Nelle acque della Nuova Zelanda ben tre pesci su quattro presentano tracce di microplastiche – e il resto della fauna marina non se la passa particolarmente meglio. Stando al più recente rapporto sullo stato degli oceani del Paese, redatto dallo stesso Ministero dell’Ambiente, il il 90% degli uccelli marini indigeni, l’82% degli uccelli costieri indigeni, l’81% delle specie di invertebrati marini valutati e il 22% delle specie di mammiferi marini sono stati classificati come in via d’estinzione o comunque in uno stato di forte pericolo. Le cause, di fatto, sono molteplici: gli oceani stanno diventando sempre più caldi e acidi, risultando inabitabili per diverse specie autoctone, mentre ogni anno migliaia di uccelli marini (più di 4 mila, secondo il report in questione) vengono uccise in maniera collaterale dalle attività di pesca.

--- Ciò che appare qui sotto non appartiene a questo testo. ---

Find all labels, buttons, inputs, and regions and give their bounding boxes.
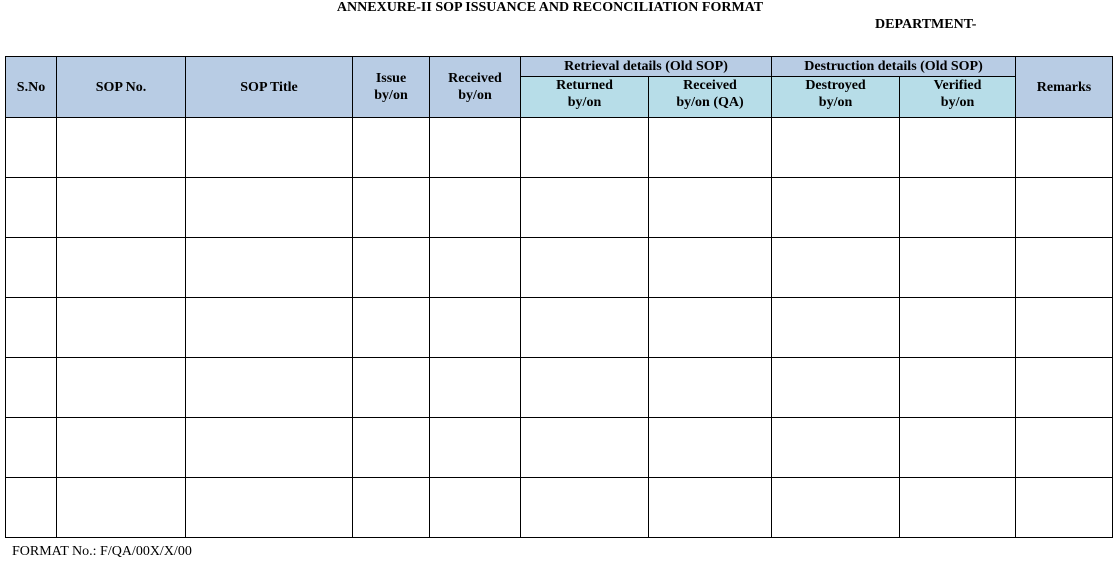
table-cell[interactable] xyxy=(772,178,900,238)
table-cell[interactable] xyxy=(772,118,900,178)
table-cell[interactable] xyxy=(353,118,430,178)
table-cell[interactable] xyxy=(57,478,186,538)
table-cell[interactable] xyxy=(186,238,353,298)
table-cell[interactable] xyxy=(521,358,649,418)
table-cell[interactable] xyxy=(900,178,1016,238)
table-cell[interactable] xyxy=(521,478,649,538)
table-cell[interactable] xyxy=(430,358,521,418)
table-cell[interactable] xyxy=(186,178,353,238)
header-retrieval: Retrieval details (Old SOP) xyxy=(521,57,772,77)
table-cell[interactable] xyxy=(186,418,353,478)
table-row xyxy=(6,418,1113,478)
table-cell[interactable] xyxy=(186,298,353,358)
table-cell[interactable] xyxy=(772,238,900,298)
table-cell[interactable] xyxy=(900,358,1016,418)
table-cell[interactable] xyxy=(649,118,772,178)
table-cell[interactable] xyxy=(353,478,430,538)
header-sop-no: SOP No. xyxy=(57,57,186,118)
table-cell[interactable] xyxy=(430,178,521,238)
table-cell[interactable] xyxy=(353,418,430,478)
table-cell[interactable] xyxy=(57,238,186,298)
table-cell[interactable] xyxy=(900,118,1016,178)
table-cell[interactable] xyxy=(430,298,521,358)
table-cell[interactable] xyxy=(353,178,430,238)
table-cell[interactable] xyxy=(772,478,900,538)
table-cell[interactable] xyxy=(186,478,353,538)
table-cell[interactable] xyxy=(57,358,186,418)
header-returned: Returned by/on xyxy=(521,77,649,118)
table-cell[interactable] xyxy=(521,418,649,478)
table-cell[interactable] xyxy=(6,478,57,538)
table-cell[interactable] xyxy=(900,298,1016,358)
header-received-qa: Received by/on (QA) xyxy=(649,77,772,118)
table-cell[interactable] xyxy=(521,238,649,298)
header-destruction: Destruction details (Old SOP) xyxy=(772,57,1016,77)
table-row xyxy=(6,178,1113,238)
table-cell[interactable] xyxy=(6,358,57,418)
table-cell[interactable] xyxy=(430,238,521,298)
table-row xyxy=(6,118,1113,178)
table-cell[interactable] xyxy=(1016,478,1113,538)
table-cell[interactable] xyxy=(6,178,57,238)
format-number: FORMAT No.: F/QA/00X/X/00 xyxy=(12,544,192,559)
table-cell[interactable] xyxy=(57,298,186,358)
table-cell[interactable] xyxy=(521,118,649,178)
table-cell[interactable] xyxy=(57,178,186,238)
table-cell[interactable] xyxy=(353,238,430,298)
table-cell[interactable] xyxy=(353,298,430,358)
table-cell[interactable] xyxy=(649,178,772,238)
header-destroyed: Destroyed by/on xyxy=(772,77,900,118)
table-cell[interactable] xyxy=(430,118,521,178)
header-sop-title: SOP Title xyxy=(186,57,353,118)
table-cell[interactable] xyxy=(521,178,649,238)
department-label: DEPARTMENT- xyxy=(875,17,977,32)
table-cell[interactable] xyxy=(57,418,186,478)
table-cell[interactable] xyxy=(1016,118,1113,178)
table-cell[interactable] xyxy=(430,478,521,538)
table-cell[interactable] xyxy=(772,298,900,358)
header-issue: Issue by/on xyxy=(353,57,430,118)
table-cell[interactable] xyxy=(649,418,772,478)
table-cell[interactable] xyxy=(649,238,772,298)
table-cell[interactable] xyxy=(1016,298,1113,358)
table-row xyxy=(6,238,1113,298)
table-cell[interactable] xyxy=(6,298,57,358)
table-cell[interactable] xyxy=(900,478,1016,538)
table-cell[interactable] xyxy=(772,418,900,478)
table-cell[interactable] xyxy=(353,358,430,418)
table-cell[interactable] xyxy=(186,358,353,418)
header-remarks: Remarks xyxy=(1016,57,1113,118)
table-cell[interactable] xyxy=(649,358,772,418)
table-row xyxy=(6,298,1113,358)
sop-reconciliation-table xyxy=(5,56,1113,538)
table-cell[interactable] xyxy=(1016,358,1113,418)
table-cell[interactable] xyxy=(1016,178,1113,238)
table-cell[interactable] xyxy=(649,298,772,358)
document-title: ANNEXURE-II SOP ISSUANCE AND RECONCILIATION FORMAT xyxy=(336,0,764,15)
table-cell[interactable] xyxy=(521,298,649,358)
table-cell[interactable] xyxy=(186,118,353,178)
table-cell[interactable] xyxy=(900,238,1016,298)
table-cell[interactable] xyxy=(430,418,521,478)
header-verified: Verified by/on xyxy=(900,77,1016,118)
table-row xyxy=(6,358,1113,418)
header-sno: S.No xyxy=(6,57,57,118)
table-row xyxy=(6,478,1113,538)
table-cell[interactable] xyxy=(900,418,1016,478)
header-received: Received by/on xyxy=(430,57,521,118)
table-cell[interactable] xyxy=(1016,238,1113,298)
table-cell[interactable] xyxy=(57,118,186,178)
table-cell[interactable] xyxy=(6,238,57,298)
table-cell[interactable] xyxy=(6,418,57,478)
table-cell[interactable] xyxy=(1016,418,1113,478)
table-cell[interactable] xyxy=(649,478,772,538)
table-cell[interactable] xyxy=(6,118,57,178)
table-cell[interactable] xyxy=(772,358,900,418)
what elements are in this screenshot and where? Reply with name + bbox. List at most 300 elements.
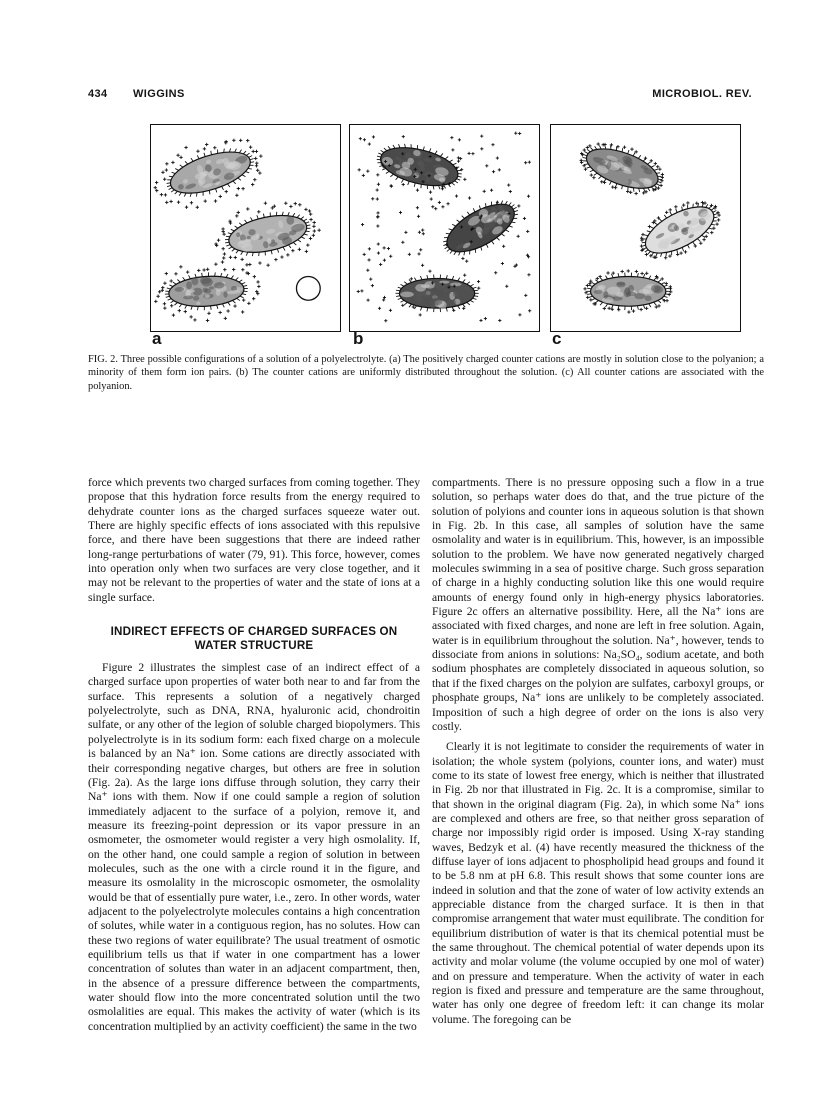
counter-cation-mark [389,309,392,312]
counter-cation-mark [366,170,369,173]
counter-cation-mark [160,193,163,196]
counter-cation-mark [600,180,603,183]
counter-cation-mark [379,263,382,266]
counter-cation-mark [186,270,189,273]
counter-cation-mark [494,271,497,274]
counter-cation-mark [363,138,366,141]
counter-cation-mark [586,284,589,287]
counter-cation-mark [273,205,276,208]
counter-cation-mark [679,251,682,254]
counter-cation-mark [429,191,432,194]
counter-cation-mark [467,152,470,155]
counter-cation-mark [280,255,283,258]
counter-cation-mark [502,245,505,248]
counter-cation-mark [156,295,159,298]
counter-cation-mark [172,313,175,316]
counter-cation-mark [614,186,617,189]
counter-cation-mark [402,135,405,138]
counter-cation-mark [527,273,530,276]
running-head-author: WIGGINS [133,88,185,100]
counter-cation-mark [387,247,390,250]
counter-cation-mark [165,201,168,204]
counter-cation-mark [419,313,422,316]
counter-cation-mark [206,268,209,271]
counter-cation-mark [214,199,217,202]
counter-cation-mark [480,135,483,138]
counter-cation-mark [363,253,366,256]
counter-cation-mark [312,234,315,237]
counter-cation-mark [483,190,486,193]
counter-cation-mark [252,150,255,153]
counter-cation-mark [592,176,595,179]
counter-cation-mark [234,256,237,259]
counter-cation-mark [256,169,259,172]
counter-cation-mark [177,200,180,203]
counter-cation-mark [498,168,501,171]
counter-cation-mark [702,238,705,241]
counter-cation-mark [193,318,196,321]
counter-cation-mark [202,268,205,271]
counter-cation-mark [376,224,379,227]
counter-cation-mark [645,307,648,310]
counter-cation-mark [207,312,210,315]
counter-cation-mark [376,197,379,200]
figure-panel-a [150,124,341,332]
counter-cation-mark [271,206,274,209]
counter-cation-mark [241,187,244,190]
counter-cation-mark [204,199,207,202]
counter-cation-mark [383,246,386,249]
counter-cation-mark [657,186,660,189]
counter-cation-mark [389,184,392,187]
counter-cation-mark [228,220,231,223]
counter-cation-mark [635,270,638,273]
counter-cation-mark [366,299,369,302]
counter-cation-mark [527,195,530,198]
counter-cation-mark [496,156,499,159]
counter-cation-mark [369,278,372,281]
counter-cation-mark [627,269,630,272]
counter-cation-mark [401,304,404,307]
counter-cation-mark [358,168,361,171]
counter-cation-mark [317,229,320,232]
counter-cation-mark [206,319,209,322]
panel-label-a: a [152,329,162,348]
counter-cation-mark [705,235,708,238]
counter-cation-mark [629,191,632,194]
counter-cation-mark [458,138,461,141]
counter-cation-mark [377,183,380,186]
running-head [88,88,752,104]
counter-cation-mark [361,223,364,226]
counter-cation-mark [163,282,166,285]
counter-cation-mark [226,309,229,312]
counter-cation-mark [154,186,157,189]
figure-2 [150,124,764,348]
counter-cation-mark [169,279,172,282]
counter-cation-mark [203,147,206,150]
counter-cation-mark [694,244,697,247]
counter-cation-mark [641,233,644,236]
counter-cation-mark [217,238,220,241]
counter-cation-mark [471,152,474,155]
counter-cation-mark [239,139,242,142]
counter-cation-mark [306,243,309,246]
counter-cation-mark [257,210,260,213]
counter-cation-mark [421,264,424,267]
polyanion [372,136,467,197]
panel-a-illustration [151,125,340,331]
counter-cation-mark [169,200,172,203]
counter-cation-mark [179,265,182,268]
counter-cation-mark [223,252,226,255]
counter-cation-mark [717,218,720,221]
counter-cation-mark [190,201,193,204]
left-column [88,476,420,1034]
counter-cation-mark [404,231,407,234]
counter-cation-mark [518,132,521,135]
counter-cation-mark [376,211,379,214]
counter-cation-mark [164,193,167,196]
counter-cation-mark [590,173,593,176]
polyanion [161,139,260,207]
counter-cation-mark [165,162,168,165]
counter-cation-mark [286,253,289,256]
paragraph: Figure 2 illustrates the simplest case of an indirect effect of a charged surface upon properties of water both near to and far from the surface. This represents a solution of a negatively charged polyelectrolyte, such as DNA, RNA, hyaluronic acid, chondroitin sulfate, or any other of the legion of soluble charged biopolymers. This polyelectrolyte is in its sodium form: each fixed charge on a molecule is balanced by an Na⁺ ion. Some cations are directly associated with their corresponding negative charges, but others are free in solution (Fig. 2a). As the large ions diffuse through solution, they carry their Na⁺ ions with them. Now if one could sample a region of solution immediately adjacent to the surface of a polyion, remove it, and measure its freezing-point depression or its vapor pressure in an osmometer, the osmometer would register a very high osmolality. If, on the other hand, one could sample a region of solution in between molecules, such as the one with a circle round it in the figure, and measure its osmolality in the microscopic osmometer, the osmolality would be that of essentially pure water, i.e., zero. In other words, water adjacent to the polyelectrolyte molecules contains a high concentration of solutes, while water in a contiguous region, has no solutes. How can these two regions of water equilibrate? The usual treatment of osmotic equilibrium tells us that if water in one compartment has a lower concentration of solutes than water in an adjacent compartment, then, in the absence of a pressure difference between the compartments, water should flow into the more concentrated solution until the two osmolalities are equal. This makes the activity of water (which is its concentration multiplied by an activity coefficient) the same in the two [88,661,420,1033]
counter-cation-mark [498,319,501,322]
counter-cation-mark [313,229,316,232]
counter-cation-mark [501,262,504,265]
counter-cation-mark [165,168,168,171]
counter-cation-mark [213,146,216,149]
counter-cation-mark [583,287,586,290]
counter-cation-mark [163,306,166,309]
counter-cation-mark [258,171,261,174]
page-number: 434 [88,88,108,100]
paragraph: Clearly it is not legitimate to consider the requirements of water in isolation; the whole system (polyions, counter ions, and water) must come to its state of lowest free energy, which is neither that illustrated in Fig. 2b nor that illustrated in Fig. 2c. It is a compromise, similar to that shown in the original diagram (Fig. 2a), in which some Na⁺ ions are complexed and others are free, so that neither gross separation of charge nor impossibly rigid order is imposed. Using X-ray standing waves, Bedzyk et al. (4) have recently measured the thickness of the diffuse layer of ions adjacent to phospholipid head groups and found it to be 5.8 nm at pH 6.8. This result shows that some counter ions are indeed in solution and that the zone of water of low activity extends an appreciable distance from the charged surface. It is then in that compromise arrangement that water must equilibrate. The condition for equilibrium distribution of water is that its chemical potential must be the same throughout. The chemical potential of water depends upon its activity and molar volume (the volume occupied by one mol of water) and on pressure and temperature. When the activity of water in each region is fixed and pressure and temperature are the same throughout, water has only one degree of freedom left: it can change its molar volume. The foregoing can be [432,740,764,1026]
running-head-journal: MICROBIOL. REV. [652,88,752,100]
counter-cation-mark [669,287,672,290]
counter-cation-mark [371,284,374,287]
counter-cation-mark [518,313,521,316]
counter-cation-mark [441,205,444,208]
counter-cation-mark [408,253,411,256]
counter-cation-mark [274,258,277,261]
counter-cation-mark [308,209,311,212]
counter-cation-mark [252,297,255,300]
counter-cation-mark [659,184,662,187]
counter-cation-mark [450,136,453,139]
counter-cation-mark [284,202,287,205]
counter-cation-mark [242,298,245,301]
counter-cation-mark [438,201,441,204]
counter-cation-mark [480,147,483,150]
counter-cation-mark [418,231,421,234]
counter-cation-mark [253,275,256,278]
counter-cation-mark [421,228,424,231]
counter-cation-mark [223,268,226,271]
counter-cation-mark [634,192,637,195]
counter-cation-mark [161,286,164,289]
counter-cation-mark [686,201,689,204]
figure-panel-c [550,124,741,332]
counter-cation-mark [526,230,529,233]
counter-cation-mark [305,250,308,253]
counter-cation-mark [451,148,454,151]
counter-cation-mark [367,258,370,261]
counter-cation-mark [214,263,217,266]
counter-cation-mark [419,248,422,251]
counter-cation-mark [583,148,586,151]
counter-cation-mark [676,253,679,256]
counter-cation-mark [224,317,227,320]
counter-cation-mark [417,215,420,218]
counter-cation-mark [617,308,620,311]
counter-cation-mark [484,317,487,320]
counter-cation-mark [640,244,643,247]
counter-cation-mark [402,183,405,186]
figure-caption: FIG. 2. Three possible configurations of a solution of a polyelectrolyte. (a) The positively charged counter cations are mostly in solution close to the polyanion; a minority of them form ion pairs. (b) The counter cations are uniformly distributed throughout the solution. (c) All counter cations are associated with the polyanion. [88,354,764,392]
counter-cation-mark [312,225,315,228]
counter-cation-mark [237,187,240,190]
counter-cation-mark [197,269,200,272]
counter-cation-mark [154,300,157,303]
counter-cation-mark [259,154,262,157]
counter-cation-mark [630,147,633,150]
counter-cation-mark [218,311,221,314]
counter-cation-mark [665,282,668,285]
counter-cation-mark [235,214,238,217]
counter-cation-mark [258,261,261,264]
counter-cation-mark [505,285,508,288]
counter-cation-mark [232,139,235,142]
counter-cation-mark [161,171,164,174]
counter-cation-mark [289,205,292,208]
counter-cation-mark [196,206,199,209]
counter-cation-mark [620,270,623,273]
counter-cation-mark [362,174,365,177]
counter-cation-mark [371,197,374,200]
counter-cation-mark [241,310,244,313]
counter-cation-mark [179,156,182,159]
counter-cation-mark [309,218,312,221]
counter-cation-mark [170,304,173,307]
counter-cation-mark [626,190,629,193]
counter-cation-mark [232,268,235,271]
counter-cation-mark [611,308,614,311]
panel-label-b: b [353,329,364,348]
counter-cation-mark [468,196,471,199]
counter-cation-mark [477,287,480,290]
counter-cation-mark [256,280,259,283]
counter-cation-mark [644,156,647,159]
counter-cation-mark [434,207,437,210]
counter-cation-mark [401,241,404,244]
counter-cation-mark [699,242,702,245]
counter-cation-mark [377,242,380,245]
counter-cation-mark [656,165,659,168]
counter-cation-mark [313,221,316,224]
counter-cation-mark [586,296,589,299]
sample-region-circle [296,276,320,300]
counter-cation-mark [264,202,267,205]
counter-cation-mark [359,137,362,140]
counter-cation-mark [463,274,466,277]
counter-cation-mark [222,256,225,259]
counter-cation-mark [528,161,531,164]
counter-cation-mark [623,146,626,149]
counter-cation-mark [176,154,179,157]
counter-cation-mark [253,178,256,181]
counter-cation-mark [298,248,301,251]
counter-cation-mark [155,189,158,192]
counter-cation-mark [597,142,600,145]
counter-cation-mark [477,280,480,283]
counter-cation-mark [399,211,402,214]
counter-cation-mark [246,207,249,210]
counter-cation-mark [603,143,606,146]
counter-cation-mark [584,168,587,171]
panel-b-illustration [350,125,539,331]
counter-cation-mark [389,255,392,258]
counter-cation-mark [645,272,648,275]
counter-cation-mark [266,264,269,267]
counter-cation-mark [248,263,251,266]
counter-cation-mark [249,145,252,148]
counter-cation-mark [221,227,224,230]
counter-cation-mark [189,315,192,318]
counter-cation-mark [428,270,431,273]
polyanion [396,275,479,312]
counter-cation-mark [366,269,369,272]
counter-cation-mark [416,189,419,192]
counter-cation-mark [163,302,166,305]
counter-cation-mark [309,237,312,240]
counter-cation-mark [627,310,630,313]
counter-cation-mark [383,259,386,262]
counter-cation-mark [196,150,199,153]
counter-cation-mark [606,271,609,274]
counter-cation-mark [492,170,495,173]
counter-cation-mark [360,289,363,292]
counter-cation-mark [376,188,379,191]
counter-cation-mark [298,203,301,206]
counter-cation-mark [291,249,294,252]
counter-cation-mark [225,190,228,193]
counter-cation-mark [580,159,583,162]
counter-cation-mark [452,309,455,312]
counter-cation-mark [603,307,606,310]
counter-cation-mark [229,256,232,259]
counter-cation-mark [368,247,371,250]
counter-cation-mark [517,204,520,207]
counter-cation-mark [255,150,258,153]
counter-cation-mark [245,263,248,266]
counter-cation-mark [640,272,643,275]
counter-cation-mark [240,258,243,261]
counter-cation-mark [461,257,464,260]
counter-cation-mark [465,260,468,263]
counter-cation-mark [524,294,527,297]
counter-cation-mark [524,161,527,164]
polyanion [633,192,726,268]
counter-cation-mark [378,307,381,310]
counter-cation-mark [233,304,236,307]
polyanion [221,205,315,264]
counter-cation-mark [491,143,494,146]
counter-cation-mark [665,211,668,214]
counter-cation-mark [596,277,599,280]
counter-cation-mark [377,251,380,254]
paragraph: force which prevents two charged surfaces from coming together. They propose that this hydration force results from the energy required to dehydrate counter ions as the charged surfaces squeeze water out. There are highly specific effects of ions associated with this repulsive force, and there have been suggestions that there are indeed rather long-range perturbations of water (79, 91). This force, however, comes into operation only when two surfaces are very close together, and it may not be relevant to the properties of water and the state of ions at a single surface. [88,476,420,604]
counter-cation-mark [257,285,260,288]
counter-cation-mark [171,161,174,164]
counter-cation-mark [674,205,677,208]
counter-cation-mark [251,183,254,186]
counter-cation-mark [185,205,188,208]
counter-cation-mark [463,178,466,181]
counter-cation-mark [514,132,517,135]
counter-cation-mark [417,252,420,255]
section-heading: INDIRECT EFFECTS OF CHARGED SURFACES ON WATER STRUCTURE [110,625,398,653]
counter-cation-mark [715,222,718,225]
counter-cation-mark [205,143,208,146]
counter-cation-mark [598,275,601,278]
counter-cation-mark [431,205,434,208]
counter-cation-mark [410,277,413,280]
right-column [432,476,764,1027]
counter-cation-mark [517,235,520,238]
counter-cation-mark [246,139,249,142]
counter-cation-mark [304,208,307,211]
counter-cation-mark [523,217,526,220]
counter-cation-mark [255,164,258,167]
counter-cation-mark [247,302,250,305]
counter-cation-mark [219,195,222,198]
counter-cation-mark [507,183,510,186]
counter-cation-mark [241,268,244,271]
counter-cation-mark [178,309,181,312]
counter-cation-mark [661,173,664,176]
counter-cation-mark [490,189,493,192]
counter-cation-mark [648,225,651,228]
counter-cation-mark [237,211,240,214]
counter-cation-mark [372,135,375,138]
counter-cation-mark [668,254,671,257]
counter-cation-mark [664,256,667,259]
counter-cation-mark [235,194,238,197]
counter-cation-mark [611,185,614,188]
counter-cation-mark [654,162,657,165]
counter-cation-mark [684,250,687,253]
counter-cation-mark [446,202,449,205]
counter-cation-mark [376,173,379,176]
counter-cation-mark [589,298,592,301]
counter-cation-mark [422,232,425,235]
counter-cation-mark [357,290,360,293]
counter-cation-mark [368,142,371,145]
counter-cation-mark [509,190,512,193]
figure-panel-b [349,124,540,332]
counter-cation-mark [221,260,224,263]
counter-cation-mark [294,202,297,205]
counter-cation-mark [184,146,187,149]
counter-cation-mark [712,227,715,230]
counter-cation-mark [416,206,419,209]
counter-cation-mark [682,203,685,206]
counter-cation-mark [639,308,642,311]
counter-cation-mark [376,215,379,218]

Il quadro tracciato dalle autorità ambientali è complessivamente tetro, ma a onore del vero va detto che in alcune misure sono emersi timidi miglioramenti: nelle misure nazionali per l’inquinamento da nutrienti sotto forma di azoto e fosforo, ad esempio, sono stati più numerosi i siti con tendenze in miglioramento. Nascondere la realtà effettiva delle cose dietro una patina di illusione, tuttavia, è ampiamente inutile: lo stesso portavoce del partito dei Verdi, Eugenie Sage, ha affermato che il rapporto “racconta una storia decennale di negligenza del governo quando si tratta della salute dei nostri oceani”.
“La salute dei nostri oceani si sta deteriorando a un ritmo allarmante e rischiamo di perdere per sempre habitat preziosi”, ha affermato, chiedendo una maggiore regolamentazione del settore della pesca, un divieto per la plastica monouso e l’espansione dei cosiddetti santuari oceanici. Il gruppo di conservazione Forest and Bird ha invece definito i risultati come una vera e propria “crisi”, affermando in una dichiarazione che “la vera portata della crisi che colpisce gli oceani potrebbe essere molto peggiore perché i rischi di estinzione che corrono la maggior parte dei mammiferi marini, dei pesci e degli invertebrati rimangono sconosciuti, a causa di mancanza di ricerca”. In altre parole, occhio non vede e cuore non duole… Finché il cambiamento climatico non presenta il conto.